“What do you do?”
In honor of Edgar Wright’s new car-chase movie Baby Driver, I’ve decided to review one of MY all time favorite car-chase films, directed by Nicholas Winding Refn entitled Drive. Initially, I was a bit apprehensive, not being as big a fan of Nicholas Winding Refn as I would like to be, but as the movie progressed, I began to love it more and more.
Drive starts off with a bang, showing us the daily occurrences surrounding our inexpressive protagonist, and all the thrill and wonder that come with a job as perilous as his. We get to see the character in his element, we are showered with a certain sense of security that this character is competent and experienced enough to not get into trouble. Sure enough the fantastic opener does just that, and reminds us Nicholas Winding Refn doesn’t just direct solely with fancy color schemes and minimal dialogue, but also hair-raising action.
One of the best things about the movie is the characterization.

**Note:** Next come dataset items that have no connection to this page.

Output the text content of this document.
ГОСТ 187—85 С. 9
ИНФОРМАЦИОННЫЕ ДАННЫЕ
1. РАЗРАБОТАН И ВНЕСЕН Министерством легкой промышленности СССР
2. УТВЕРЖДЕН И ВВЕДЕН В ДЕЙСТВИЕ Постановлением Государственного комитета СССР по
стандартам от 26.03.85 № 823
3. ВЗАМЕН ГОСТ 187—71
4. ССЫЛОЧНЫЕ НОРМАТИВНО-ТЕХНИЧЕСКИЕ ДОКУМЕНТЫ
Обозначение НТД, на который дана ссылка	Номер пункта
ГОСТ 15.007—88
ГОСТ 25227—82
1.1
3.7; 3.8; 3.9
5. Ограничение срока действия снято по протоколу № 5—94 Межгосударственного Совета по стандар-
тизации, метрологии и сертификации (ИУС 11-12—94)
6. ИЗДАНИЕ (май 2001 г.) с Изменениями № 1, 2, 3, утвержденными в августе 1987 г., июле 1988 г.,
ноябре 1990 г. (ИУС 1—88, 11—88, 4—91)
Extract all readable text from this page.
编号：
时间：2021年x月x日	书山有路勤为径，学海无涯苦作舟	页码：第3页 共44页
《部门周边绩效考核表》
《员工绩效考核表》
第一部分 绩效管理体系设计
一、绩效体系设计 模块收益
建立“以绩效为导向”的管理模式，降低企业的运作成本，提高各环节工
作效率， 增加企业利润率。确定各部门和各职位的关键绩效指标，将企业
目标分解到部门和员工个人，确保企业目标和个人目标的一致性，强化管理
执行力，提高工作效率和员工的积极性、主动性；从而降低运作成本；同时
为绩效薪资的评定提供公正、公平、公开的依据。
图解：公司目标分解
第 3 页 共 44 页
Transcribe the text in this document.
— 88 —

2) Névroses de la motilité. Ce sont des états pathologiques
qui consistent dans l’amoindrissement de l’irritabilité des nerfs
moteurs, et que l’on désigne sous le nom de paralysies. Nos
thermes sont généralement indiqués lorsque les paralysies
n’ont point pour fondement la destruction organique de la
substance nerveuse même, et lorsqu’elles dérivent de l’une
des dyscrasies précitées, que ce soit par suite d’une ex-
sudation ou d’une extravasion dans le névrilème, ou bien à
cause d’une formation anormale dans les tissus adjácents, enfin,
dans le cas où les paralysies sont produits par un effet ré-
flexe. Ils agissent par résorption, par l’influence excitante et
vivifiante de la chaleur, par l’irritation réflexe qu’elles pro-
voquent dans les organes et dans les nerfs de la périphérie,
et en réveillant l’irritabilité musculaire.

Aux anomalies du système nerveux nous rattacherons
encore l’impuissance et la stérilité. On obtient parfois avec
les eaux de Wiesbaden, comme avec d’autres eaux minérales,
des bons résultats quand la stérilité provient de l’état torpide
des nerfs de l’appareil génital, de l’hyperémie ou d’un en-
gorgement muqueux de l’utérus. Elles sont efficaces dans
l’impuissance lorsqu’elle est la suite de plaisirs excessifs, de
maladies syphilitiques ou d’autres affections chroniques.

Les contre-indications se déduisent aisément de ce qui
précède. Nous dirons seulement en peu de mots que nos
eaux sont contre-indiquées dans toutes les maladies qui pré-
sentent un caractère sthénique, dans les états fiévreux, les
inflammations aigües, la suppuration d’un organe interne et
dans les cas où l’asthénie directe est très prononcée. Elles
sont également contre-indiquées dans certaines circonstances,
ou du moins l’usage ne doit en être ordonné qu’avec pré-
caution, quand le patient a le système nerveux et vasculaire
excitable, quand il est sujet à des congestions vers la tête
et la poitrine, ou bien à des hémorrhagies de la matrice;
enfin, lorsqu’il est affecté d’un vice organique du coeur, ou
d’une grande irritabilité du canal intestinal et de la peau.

It should be noted that the protagonist’s name is NEVER mentioned throughout the entire run-time of the film, yet he still seems to capture the audience’s heart with his perennially innocuous facial expression, his calming tone of voice, and the sheer purity of his ways. The female main character Irene, goes through quite a bit in this film, and Carey Mulligan ably captures all the emotions the character would be feeling in the situations she was presented with. The low quality of life of the characters in the film really highlights the gritty, and grimy aspects of it, while adding depth to the characters in the process. The “villains” in this film all have justified motivations, they aren’t just pure evil. This helps and detracts from the story at the same time because, once we see our protagonist blur the lines between good and evil, we’re not too sure if what he’s doing is more “morally correct” than the perceived villains. This adds the thrilling element of ambiguity and uncertainty, which grounds the film in reality, but can ultimately make the narrative less comprehensive and complete.
The car chase sequences in this film are absolutely gorgeous, and coupled with the nightmarish aesthetic of Nicholas Winding Refn’s patented ultra-violent style, it makes for an experience very unique to the silver screen. The ultra-violence works well for the film, although it DOES work better for a later film of his entitled Only God forgives; however, the redemption elements of this story give the violence purpose, and the audience can understand the usage of it more easily than in Only God Forgives. The high-speed chases take you into the shotgun seat, as Ryan Gosling maintains his collected facial expression, and maneuvers his way around the city with ease. They’re heart-pumping, awe-inspiring, and supremely creative as well.
Drive combines poetry-esque characterization with a redemptive plot to show a few days in the life of a person we hardly see portrayed on screen. Nicholas Winding Refn’s astute vision, along with powerful performances from the entire cast make this neo-noir a slam dunk in my books, and I’m excited to see if Baby Driver can top or even match this film.